The patient went on to have surgery.
MICROSCOPIC DESCRIPTION: Paraffin sections show a moderately hypercellular tumor. This is composed of cells with neurocytic morphological features - small round hyperchromatic nuclei with delicate processes that are strongly immunopositive for synaptophysin. There are arranged in columns in association with small capillary vascular channels and GFAP positive glial cells forming glioneuronal elements.
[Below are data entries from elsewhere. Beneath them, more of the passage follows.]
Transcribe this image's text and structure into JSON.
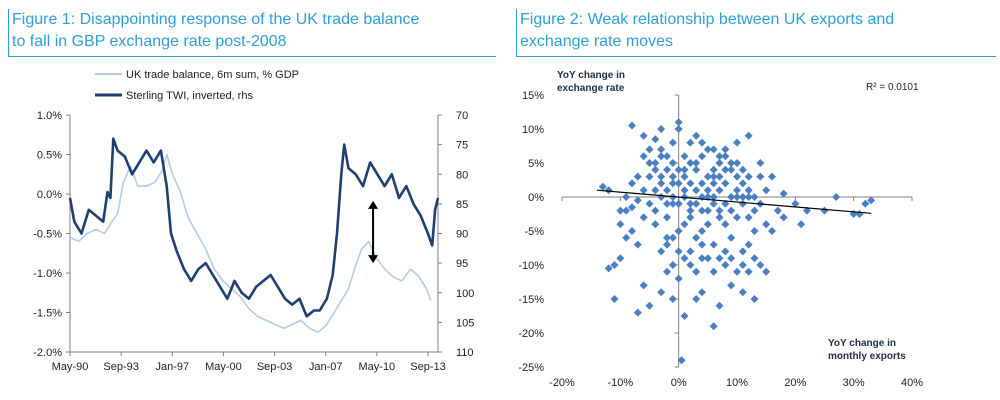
{
  "colors": {
    "title": "#2e9fd8",
    "trade_balance": "#b4cbe6",
    "sterling": "#1f3f73",
    "scatter_point": "#4a7fc3",
    "trend_line": "#000000",
    "axis": "#7f7f7f"
  },
  "chart_data": [
    {
      "type": "line",
      "title_line1": "Figure 1: Disappointing response of the UK trade balance",
      "title_line2": "to fall in GBP exchange rate post-2008",
      "x_tick_labels": [
        "May-90",
        "Sep-93",
        "Jan-97",
        "May-00",
        "Sep-03",
        "Jan-07",
        "May-10",
        "Sep-13"
      ],
      "x_range": [
        1990.0,
        2015.5
      ],
      "y_left_ticks": [
        "1.0%",
        "0.5%",
        "0.0%",
        "-0.5%",
        "-1.0%",
        "-1.5%",
        "-2.0%"
      ],
      "y_left_range": [
        -2.0,
        1.0
      ],
      "y_right_ticks": [
        "70",
        "75",
        "80",
        "85",
        "90",
        "95",
        "100",
        "105",
        "110"
      ],
      "y_right_range": [
        70,
        110
      ],
      "y_right_inverted": true,
      "annotation": "double-headed arrow between the two series after 2010",
      "series": [
        {
          "name": "UK trade balance, 6m sum, % GDP",
          "axis": "left",
          "points": [
            [
              1990.0,
              -0.55
            ],
            [
              1990.6,
              -0.6
            ],
            [
              1991.2,
              -0.5
            ],
            [
              1991.8,
              -0.45
            ],
            [
              1992.4,
              -0.5
            ],
            [
              1992.9,
              -0.35
            ],
            [
              1993.3,
              -0.25
            ],
            [
              1993.7,
              0.15
            ],
            [
              1994.2,
              0.35
            ],
            [
              1994.7,
              0.1
            ],
            [
              1995.3,
              0.1
            ],
            [
              1995.9,
              0.15
            ],
            [
              1996.4,
              0.3
            ],
            [
              1996.7,
              0.5
            ],
            [
              1997.1,
              0.25
            ],
            [
              1997.6,
              0.05
            ],
            [
              1998.2,
              -0.3
            ],
            [
              1998.8,
              -0.5
            ],
            [
              1999.4,
              -0.7
            ],
            [
              2000.0,
              -0.95
            ],
            [
              2000.6,
              -1.1
            ],
            [
              2001.2,
              -1.2
            ],
            [
              2001.8,
              -1.3
            ],
            [
              2002.4,
              -1.45
            ],
            [
              2003.0,
              -1.55
            ],
            [
              2003.6,
              -1.6
            ],
            [
              2004.2,
              -1.65
            ],
            [
              2004.8,
              -1.7
            ],
            [
              2005.4,
              -1.65
            ],
            [
              2006.0,
              -1.6
            ],
            [
              2006.6,
              -1.7
            ],
            [
              2007.2,
              -1.75
            ],
            [
              2007.8,
              -1.65
            ],
            [
              2008.3,
              -1.5
            ],
            [
              2008.8,
              -1.35
            ],
            [
              2009.3,
              -1.2
            ],
            [
              2009.8,
              -0.9
            ],
            [
              2010.2,
              -0.7
            ],
            [
              2010.7,
              -0.6
            ],
            [
              2011.2,
              -0.8
            ],
            [
              2011.8,
              -0.95
            ],
            [
              2012.4,
              -1.05
            ],
            [
              2013.0,
              -1.1
            ],
            [
              2013.6,
              -0.95
            ],
            [
              2014.2,
              -1.05
            ],
            [
              2014.7,
              -1.2
            ],
            [
              2015.0,
              -1.35
            ]
          ]
        },
        {
          "name": "Sterling TWI, inverted, rhs",
          "axis": "right",
          "points": [
            [
              1990.0,
              84
            ],
            [
              1990.3,
              88
            ],
            [
              1990.8,
              90
            ],
            [
              1991.3,
              86
            ],
            [
              1991.8,
              87
            ],
            [
              1992.3,
              88
            ],
            [
              1992.6,
              83
            ],
            [
              1992.8,
              84
            ],
            [
              1993.0,
              74
            ],
            [
              1993.3,
              76
            ],
            [
              1993.8,
              77
            ],
            [
              1994.3,
              80
            ],
            [
              1994.8,
              78
            ],
            [
              1995.3,
              76
            ],
            [
              1995.8,
              78
            ],
            [
              1996.3,
              76
            ],
            [
              1996.7,
              82
            ],
            [
              1997.0,
              90
            ],
            [
              1997.4,
              93
            ],
            [
              1997.9,
              96
            ],
            [
              1998.4,
              98
            ],
            [
              1998.9,
              96
            ],
            [
              1999.4,
              95
            ],
            [
              1999.9,
              97
            ],
            [
              2000.4,
              99
            ],
            [
              2000.9,
              101
            ],
            [
              2001.4,
              98
            ],
            [
              2001.9,
              100
            ],
            [
              2002.4,
              101
            ],
            [
              2002.9,
              99
            ],
            [
              2003.4,
              98
            ],
            [
              2003.9,
              97
            ],
            [
              2004.4,
              99
            ],
            [
              2004.9,
              101
            ],
            [
              2005.4,
              102
            ],
            [
              2005.9,
              101
            ],
            [
              2006.4,
              104
            ],
            [
              2006.9,
              103
            ],
            [
              2007.3,
              103
            ],
            [
              2007.8,
              101
            ],
            [
              2008.2,
              97
            ],
            [
              2008.5,
              90
            ],
            [
              2008.8,
              80
            ],
            [
              2009.0,
              75
            ],
            [
              2009.3,
              79
            ],
            [
              2009.8,
              80
            ],
            [
              2010.3,
              82
            ],
            [
              2010.8,
              78
            ],
            [
              2011.3,
              80
            ],
            [
              2011.8,
              82
            ],
            [
              2012.3,
              80
            ],
            [
              2012.8,
              84
            ],
            [
              2013.3,
              82
            ],
            [
              2013.8,
              85
            ],
            [
              2014.3,
              87
            ],
            [
              2014.8,
              90
            ],
            [
              2015.1,
              92
            ],
            [
              2015.3,
              86
            ],
            [
              2015.5,
              84
            ]
          ]
        }
      ]
    },
    {
      "type": "scatter",
      "title_line1": "Figure 2: Weak relationship between UK exports and",
      "title_line2": "exchange rate moves",
      "xlabel_line1": "YoY change in",
      "xlabel_line2": "monthly exports",
      "ylabel_line1": "YoY change in",
      "ylabel_line2": "exchange rate",
      "r2_label": "R² = 0.0101",
      "x_range": [
        -20,
        40
      ],
      "y_range": [
        -25,
        15
      ],
      "x_ticks": [
        -20,
        -10,
        0,
        10,
        20,
        30,
        40
      ],
      "x_tick_labels": [
        "-20%",
        "-10%",
        "0%",
        "10%",
        "20%",
        "30%",
        "40%"
      ],
      "y_ticks": [
        15,
        10,
        5,
        0,
        -5,
        -10,
        -15,
        -20,
        -25
      ],
      "y_tick_labels": [
        "15%",
        "10%",
        "5%",
        "0%",
        "-5%",
        "-10%",
        "-15%",
        "-20%",
        "-25%"
      ],
      "trendline": [
        [
          -14,
          1.0
        ],
        [
          33,
          -2.4
        ]
      ],
      "points": [
        [
          -12,
          1
        ],
        [
          -13,
          1.5
        ],
        [
          -7,
          -0.5
        ],
        [
          -9,
          -2
        ],
        [
          -8,
          -1.5
        ],
        [
          -6,
          -3
        ],
        [
          -4,
          1
        ],
        [
          -3,
          3
        ],
        [
          -2,
          -1
        ],
        [
          -1,
          2
        ],
        [
          0,
          4
        ],
        [
          1,
          1
        ],
        [
          2,
          -2
        ],
        [
          3,
          5
        ],
        [
          4,
          0
        ],
        [
          5,
          -4
        ],
        [
          6,
          3
        ],
        [
          7,
          1
        ],
        [
          8,
          -1
        ],
        [
          9,
          4
        ],
        [
          10,
          -3
        ],
        [
          11,
          2
        ],
        [
          12,
          0
        ],
        [
          13,
          -5
        ],
        [
          14,
          3
        ],
        [
          15,
          1
        ],
        [
          -5,
          5
        ],
        [
          -4,
          -4
        ],
        [
          -3,
          7
        ],
        [
          -2,
          -6
        ],
        [
          -1,
          8
        ],
        [
          0,
          10
        ],
        [
          1,
          6
        ],
        [
          2,
          -8
        ],
        [
          3,
          9
        ],
        [
          4,
          -9
        ],
        [
          5,
          7
        ],
        [
          6,
          -7
        ],
        [
          7,
          6
        ],
        [
          8,
          -10
        ],
        [
          9,
          -6
        ],
        [
          10,
          5
        ],
        [
          11,
          -8
        ],
        [
          12,
          -11
        ],
        [
          13,
          -9
        ],
        [
          14,
          -10
        ],
        [
          15,
          -11
        ],
        [
          -11,
          -10
        ],
        [
          -10,
          -9
        ],
        [
          -12,
          -10.5
        ],
        [
          -11,
          -15
        ],
        [
          -7,
          -17
        ],
        [
          -6,
          -13
        ],
        [
          -5,
          -16
        ],
        [
          -3,
          -14
        ],
        [
          -1,
          -15
        ],
        [
          1,
          -17.5
        ],
        [
          0.5,
          -24
        ],
        [
          3,
          -15
        ],
        [
          4,
          -14
        ],
        [
          6,
          -19
        ],
        [
          7,
          -16
        ],
        [
          9,
          -13
        ],
        [
          11,
          -14
        ],
        [
          13,
          -15
        ],
        [
          -8,
          10.5
        ],
        [
          -6,
          9
        ],
        [
          -4,
          8.5
        ],
        [
          -3,
          10
        ],
        [
          -2,
          6
        ],
        [
          0,
          11
        ],
        [
          2,
          8
        ],
        [
          4,
          8
        ],
        [
          6,
          7
        ],
        [
          8,
          6
        ],
        [
          10,
          8
        ],
        [
          12,
          9
        ],
        [
          14,
          5
        ],
        [
          16,
          3
        ],
        [
          18,
          0.5
        ],
        [
          20,
          -1
        ],
        [
          21,
          -4
        ],
        [
          22,
          -2
        ],
        [
          25,
          -2
        ],
        [
          27,
          0
        ],
        [
          30,
          -2.5
        ],
        [
          31,
          -2.5
        ],
        [
          32,
          -1
        ],
        [
          33,
          -0.5
        ],
        [
          -10,
          -2
        ],
        [
          -9,
          0
        ],
        [
          -8,
          2
        ],
        [
          -7,
          3
        ],
        [
          -6,
          1
        ],
        [
          -5,
          -1
        ],
        [
          -4,
          -2
        ],
        [
          -3,
          0
        ],
        [
          -2,
          -3
        ],
        [
          -1,
          -1
        ],
        [
          0,
          -5
        ],
        [
          1,
          -4
        ],
        [
          2,
          -3
        ],
        [
          3,
          -6
        ],
        [
          4,
          -5
        ],
        [
          5,
          -2
        ],
        [
          6,
          -1
        ],
        [
          7,
          -3
        ],
        [
          8,
          -4
        ],
        [
          9,
          -2
        ],
        [
          10,
          0
        ],
        [
          11,
          -1
        ],
        [
          12,
          -3
        ],
        [
          13,
          -2
        ],
        [
          14,
          -1
        ],
        [
          15,
          -4
        ],
        [
          16,
          -5
        ],
        [
          17,
          -2
        ],
        [
          18,
          -3
        ],
        [
          -5,
          3
        ],
        [
          -4,
          4
        ],
        [
          -3,
          2
        ],
        [
          -2,
          1
        ],
        [
          -1,
          3
        ],
        [
          0,
          2
        ],
        [
          1,
          3
        ],
        [
          2,
          2
        ],
        [
          3,
          1
        ],
        [
          4,
          2
        ],
        [
          5,
          1
        ],
        [
          6,
          0
        ],
        [
          7,
          -2
        ],
        [
          8,
          2
        ],
        [
          9,
          0
        ],
        [
          10,
          1
        ],
        [
          11,
          0
        ],
        [
          12,
          1
        ],
        [
          13,
          0
        ],
        [
          -6,
          6
        ],
        [
          -5,
          7
        ],
        [
          -4,
          5
        ],
        [
          -3,
          6
        ],
        [
          -1,
          5
        ],
        [
          1,
          4
        ],
        [
          2,
          5
        ],
        [
          3,
          4
        ],
        [
          4,
          6
        ],
        [
          5,
          3
        ],
        [
          6,
          4
        ],
        [
          7,
          3
        ],
        [
          8,
          4
        ],
        [
          9,
          5
        ],
        [
          10,
          3
        ],
        [
          11,
          4
        ],
        [
          12,
          3
        ],
        [
          -3,
          -8
        ],
        [
          -2,
          -7
        ],
        [
          -1,
          -6
        ],
        [
          0,
          -8
        ],
        [
          1,
          -9
        ],
        [
          2,
          -10
        ],
        [
          3,
          -11
        ],
        [
          4,
          -7
        ],
        [
          5,
          -9
        ],
        [
          6,
          -11
        ],
        [
          7,
          -9
        ],
        [
          8,
          -8
        ],
        [
          9,
          -9
        ],
        [
          10,
          -11
        ],
        [
          11,
          -10
        ],
        [
          12,
          -7
        ],
        [
          -8,
          -5
        ],
        [
          -7,
          -7
        ],
        [
          -9,
          -6
        ],
        [
          -10,
          -4
        ],
        [
          -2,
          -11
        ],
        [
          -1,
          -10
        ],
        [
          0,
          -12
        ],
        [
          0,
          -1
        ],
        [
          1,
          0
        ],
        [
          2,
          -1
        ],
        [
          3,
          -1
        ],
        [
          4,
          -2
        ],
        [
          5,
          0
        ],
        [
          6,
          2
        ],
        [
          7,
          5
        ],
        [
          8,
          7
        ],
        [
          -1,
          0
        ],
        [
          -2,
          4
        ]
      ]
    }
  ]
}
These enclose collections of myxomatous/mucinous material in which scattered "floatinmg" neurons are noted. These are highlighted by NeuN immunostaining. No mitotic figures or areas of necrosis are identified. No immunostaining for IDH-1 R132H is seen. Immunostaining for ATRX and p16CDKN2A is preserved. The topoisomerase labeling index is approximately 2%. The features are of dysembryoplastic neuroepithelial tumor (DNET).
FINAL DIAGNOSIS: Dysembryoplastic neuroepithelial tumor (DNET) - WHO Grade I.